TS: But what if there’s just less need for asphalt, or at least traditional road-building?
T. Carter Ross: The industry has scaled up as there was demand. So now if there’s less new development going out into exurbs, there’s less need for road there. That’s not really our guys’ call. It’s the developers or the DOTs that are making the decisions. They call us to do the job when they’ve decided that’s what needs to be done.
JH: Most of our market is highway and roads. There’s so much need out there just to rebuild what we have. It’s not really at the forefront of our mind: “How can we change how the local planning commission has said we’re not going to have an asphalt road here?” We’re not doing that. Those are decisions made at the local level. What we’re trying to do is say, if you’re going to use asphalt, it’s going to be sustainable, economical, durable, safe product.

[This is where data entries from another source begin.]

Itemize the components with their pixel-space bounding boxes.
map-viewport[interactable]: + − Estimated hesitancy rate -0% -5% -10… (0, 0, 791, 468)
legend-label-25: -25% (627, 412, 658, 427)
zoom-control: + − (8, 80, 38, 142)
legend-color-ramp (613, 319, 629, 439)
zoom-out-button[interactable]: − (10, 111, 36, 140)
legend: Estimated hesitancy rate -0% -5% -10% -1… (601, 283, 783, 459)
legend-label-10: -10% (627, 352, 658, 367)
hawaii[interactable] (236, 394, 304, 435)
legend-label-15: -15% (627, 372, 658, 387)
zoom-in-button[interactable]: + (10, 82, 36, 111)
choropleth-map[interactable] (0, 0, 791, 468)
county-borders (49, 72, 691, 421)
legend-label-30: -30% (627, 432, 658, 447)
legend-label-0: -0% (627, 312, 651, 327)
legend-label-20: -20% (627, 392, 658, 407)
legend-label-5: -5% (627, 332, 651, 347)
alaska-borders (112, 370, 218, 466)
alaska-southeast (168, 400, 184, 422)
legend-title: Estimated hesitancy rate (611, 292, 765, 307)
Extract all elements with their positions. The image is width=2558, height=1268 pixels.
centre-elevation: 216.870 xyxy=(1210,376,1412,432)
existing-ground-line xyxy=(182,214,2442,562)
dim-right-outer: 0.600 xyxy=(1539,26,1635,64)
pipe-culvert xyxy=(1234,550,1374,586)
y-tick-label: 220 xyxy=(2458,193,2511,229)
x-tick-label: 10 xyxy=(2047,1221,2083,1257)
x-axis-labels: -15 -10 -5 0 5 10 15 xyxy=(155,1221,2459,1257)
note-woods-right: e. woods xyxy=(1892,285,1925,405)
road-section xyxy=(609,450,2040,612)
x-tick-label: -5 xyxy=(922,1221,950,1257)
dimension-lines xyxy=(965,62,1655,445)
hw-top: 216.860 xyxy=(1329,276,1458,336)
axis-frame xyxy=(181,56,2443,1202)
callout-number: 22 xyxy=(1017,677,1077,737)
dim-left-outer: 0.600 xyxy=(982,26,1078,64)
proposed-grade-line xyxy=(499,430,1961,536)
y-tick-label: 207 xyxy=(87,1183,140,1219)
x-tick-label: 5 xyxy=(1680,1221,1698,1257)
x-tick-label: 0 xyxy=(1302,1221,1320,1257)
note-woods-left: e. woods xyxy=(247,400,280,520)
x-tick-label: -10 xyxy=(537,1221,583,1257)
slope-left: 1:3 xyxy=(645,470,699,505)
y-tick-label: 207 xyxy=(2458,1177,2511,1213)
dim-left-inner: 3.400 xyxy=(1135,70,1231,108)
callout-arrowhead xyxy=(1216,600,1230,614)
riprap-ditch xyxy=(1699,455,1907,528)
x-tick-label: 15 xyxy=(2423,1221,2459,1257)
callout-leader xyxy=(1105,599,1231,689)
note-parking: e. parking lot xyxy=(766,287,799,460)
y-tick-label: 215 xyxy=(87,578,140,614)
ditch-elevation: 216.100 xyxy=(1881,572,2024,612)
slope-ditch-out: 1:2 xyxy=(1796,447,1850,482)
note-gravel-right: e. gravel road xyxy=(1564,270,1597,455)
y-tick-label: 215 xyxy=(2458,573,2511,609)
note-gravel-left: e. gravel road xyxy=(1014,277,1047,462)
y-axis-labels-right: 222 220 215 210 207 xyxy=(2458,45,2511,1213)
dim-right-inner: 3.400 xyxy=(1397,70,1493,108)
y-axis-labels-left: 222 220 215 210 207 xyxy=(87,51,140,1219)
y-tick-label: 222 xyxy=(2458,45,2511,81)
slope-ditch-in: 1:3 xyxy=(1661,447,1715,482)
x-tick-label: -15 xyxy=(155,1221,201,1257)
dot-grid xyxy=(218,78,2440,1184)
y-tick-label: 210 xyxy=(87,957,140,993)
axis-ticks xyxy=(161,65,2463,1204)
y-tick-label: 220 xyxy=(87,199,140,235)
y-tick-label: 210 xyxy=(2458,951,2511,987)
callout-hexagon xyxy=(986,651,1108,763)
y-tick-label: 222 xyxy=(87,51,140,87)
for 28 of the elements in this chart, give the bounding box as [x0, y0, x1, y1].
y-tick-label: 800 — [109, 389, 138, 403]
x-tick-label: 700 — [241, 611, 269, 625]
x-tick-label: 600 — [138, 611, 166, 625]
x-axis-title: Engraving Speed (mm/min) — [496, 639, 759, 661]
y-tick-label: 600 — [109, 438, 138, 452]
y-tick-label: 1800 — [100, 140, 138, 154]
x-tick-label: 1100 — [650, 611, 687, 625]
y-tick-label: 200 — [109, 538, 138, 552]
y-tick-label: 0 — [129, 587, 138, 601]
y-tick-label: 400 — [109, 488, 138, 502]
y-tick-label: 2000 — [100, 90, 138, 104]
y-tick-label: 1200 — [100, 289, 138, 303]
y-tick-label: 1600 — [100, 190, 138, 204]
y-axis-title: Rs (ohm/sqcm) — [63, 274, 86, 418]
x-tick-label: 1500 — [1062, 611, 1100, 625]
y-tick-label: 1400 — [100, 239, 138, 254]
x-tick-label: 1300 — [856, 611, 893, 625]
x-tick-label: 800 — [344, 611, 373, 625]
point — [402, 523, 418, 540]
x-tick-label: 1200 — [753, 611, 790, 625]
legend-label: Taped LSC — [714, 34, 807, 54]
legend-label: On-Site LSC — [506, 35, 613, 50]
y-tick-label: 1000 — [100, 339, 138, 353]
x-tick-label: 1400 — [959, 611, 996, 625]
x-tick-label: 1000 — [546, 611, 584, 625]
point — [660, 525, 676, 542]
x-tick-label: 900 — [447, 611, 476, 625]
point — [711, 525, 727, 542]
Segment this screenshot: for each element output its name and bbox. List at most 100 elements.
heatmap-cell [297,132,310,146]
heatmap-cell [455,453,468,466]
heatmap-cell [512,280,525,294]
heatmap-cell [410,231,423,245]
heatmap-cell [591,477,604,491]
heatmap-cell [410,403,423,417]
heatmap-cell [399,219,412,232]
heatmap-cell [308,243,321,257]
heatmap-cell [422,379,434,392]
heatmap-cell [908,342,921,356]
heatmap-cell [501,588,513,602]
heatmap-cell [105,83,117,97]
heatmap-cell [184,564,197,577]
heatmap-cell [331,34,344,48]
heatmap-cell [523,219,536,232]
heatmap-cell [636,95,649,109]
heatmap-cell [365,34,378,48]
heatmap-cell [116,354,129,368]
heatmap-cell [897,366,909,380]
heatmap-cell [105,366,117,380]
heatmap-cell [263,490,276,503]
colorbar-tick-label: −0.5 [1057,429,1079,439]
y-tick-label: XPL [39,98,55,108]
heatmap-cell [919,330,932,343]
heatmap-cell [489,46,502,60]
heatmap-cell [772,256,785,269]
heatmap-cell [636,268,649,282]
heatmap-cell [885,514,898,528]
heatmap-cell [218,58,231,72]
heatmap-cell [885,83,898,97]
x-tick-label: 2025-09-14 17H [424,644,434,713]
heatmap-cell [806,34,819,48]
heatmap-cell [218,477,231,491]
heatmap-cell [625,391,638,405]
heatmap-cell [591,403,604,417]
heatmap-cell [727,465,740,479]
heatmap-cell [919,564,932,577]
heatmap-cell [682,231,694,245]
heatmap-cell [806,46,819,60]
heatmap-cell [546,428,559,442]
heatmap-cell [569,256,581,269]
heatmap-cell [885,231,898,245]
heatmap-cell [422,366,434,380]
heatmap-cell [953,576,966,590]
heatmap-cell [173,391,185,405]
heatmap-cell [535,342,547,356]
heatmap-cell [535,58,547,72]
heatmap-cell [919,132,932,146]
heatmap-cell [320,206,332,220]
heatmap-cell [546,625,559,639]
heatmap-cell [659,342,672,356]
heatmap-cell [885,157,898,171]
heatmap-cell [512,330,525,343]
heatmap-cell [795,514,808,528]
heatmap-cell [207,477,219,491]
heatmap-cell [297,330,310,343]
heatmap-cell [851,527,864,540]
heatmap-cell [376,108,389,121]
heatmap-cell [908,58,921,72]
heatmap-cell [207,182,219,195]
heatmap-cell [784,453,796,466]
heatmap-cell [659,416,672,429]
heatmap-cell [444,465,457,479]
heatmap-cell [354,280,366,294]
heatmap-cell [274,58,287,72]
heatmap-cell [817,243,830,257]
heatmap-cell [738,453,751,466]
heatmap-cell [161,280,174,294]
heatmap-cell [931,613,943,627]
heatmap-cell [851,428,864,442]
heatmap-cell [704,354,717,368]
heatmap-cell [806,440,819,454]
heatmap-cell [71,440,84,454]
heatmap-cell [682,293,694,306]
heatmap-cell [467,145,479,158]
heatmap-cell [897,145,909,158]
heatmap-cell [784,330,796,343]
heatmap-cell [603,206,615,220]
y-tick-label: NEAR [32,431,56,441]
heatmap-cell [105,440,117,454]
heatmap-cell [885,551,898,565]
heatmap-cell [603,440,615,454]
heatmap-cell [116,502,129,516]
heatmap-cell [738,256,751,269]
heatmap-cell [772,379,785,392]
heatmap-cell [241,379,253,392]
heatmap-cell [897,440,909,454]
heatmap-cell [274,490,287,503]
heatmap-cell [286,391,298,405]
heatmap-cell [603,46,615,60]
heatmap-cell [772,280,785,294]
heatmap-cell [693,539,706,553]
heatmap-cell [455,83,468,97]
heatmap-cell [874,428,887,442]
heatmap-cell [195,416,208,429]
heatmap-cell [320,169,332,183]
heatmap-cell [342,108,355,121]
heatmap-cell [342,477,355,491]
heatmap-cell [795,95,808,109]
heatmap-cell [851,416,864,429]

TCR: And even where you may have increased densities in urban areas and people choosing to drive less, there’s still a need to connect communities and to get food from farms to tables, and to get goods from ports to other side of the country. There are places for rail in that, there are places for roads in that, and for buses to move people back and forth from places. You can’t have that going across a grassy walk.
Until we decide that we’re moving to flying cars or something, there’s still a need for the roads. And the ones we have now, a lot are old and need attention and repair. We’re ready to step in and do it.
TS: You also mentioned the other day that asphalt contractors are happy to build a cycle track.
TCR: Whether you’re doing a network of bike paths, like the river trail on the south side of the Anacostia — it’s a good material for those sorts of purposes. There are places where you’re building alternative transportation networks. Our guys have got the machines and mixes that will work for that and we’re happy to build them.
TS: You mentioned rail. A lot of people are thinking now about the expansion of the Panama Canal and getting the surface transportation network to the level where we can handle a lot more goods coming through. Is that a place where the asphalt association would be trying to get the market share from rail over to highways?
JH: We don’t really have a stake in that fight. That’s a fight between truckers and freight in terms of efficiencies and longer combination vehicles, truck weights and all that. We traditionally have not gotten into any of that. We’re just very singularly focused on “we need funding.” We’re just focused on working together with others. We’re not out picking fights.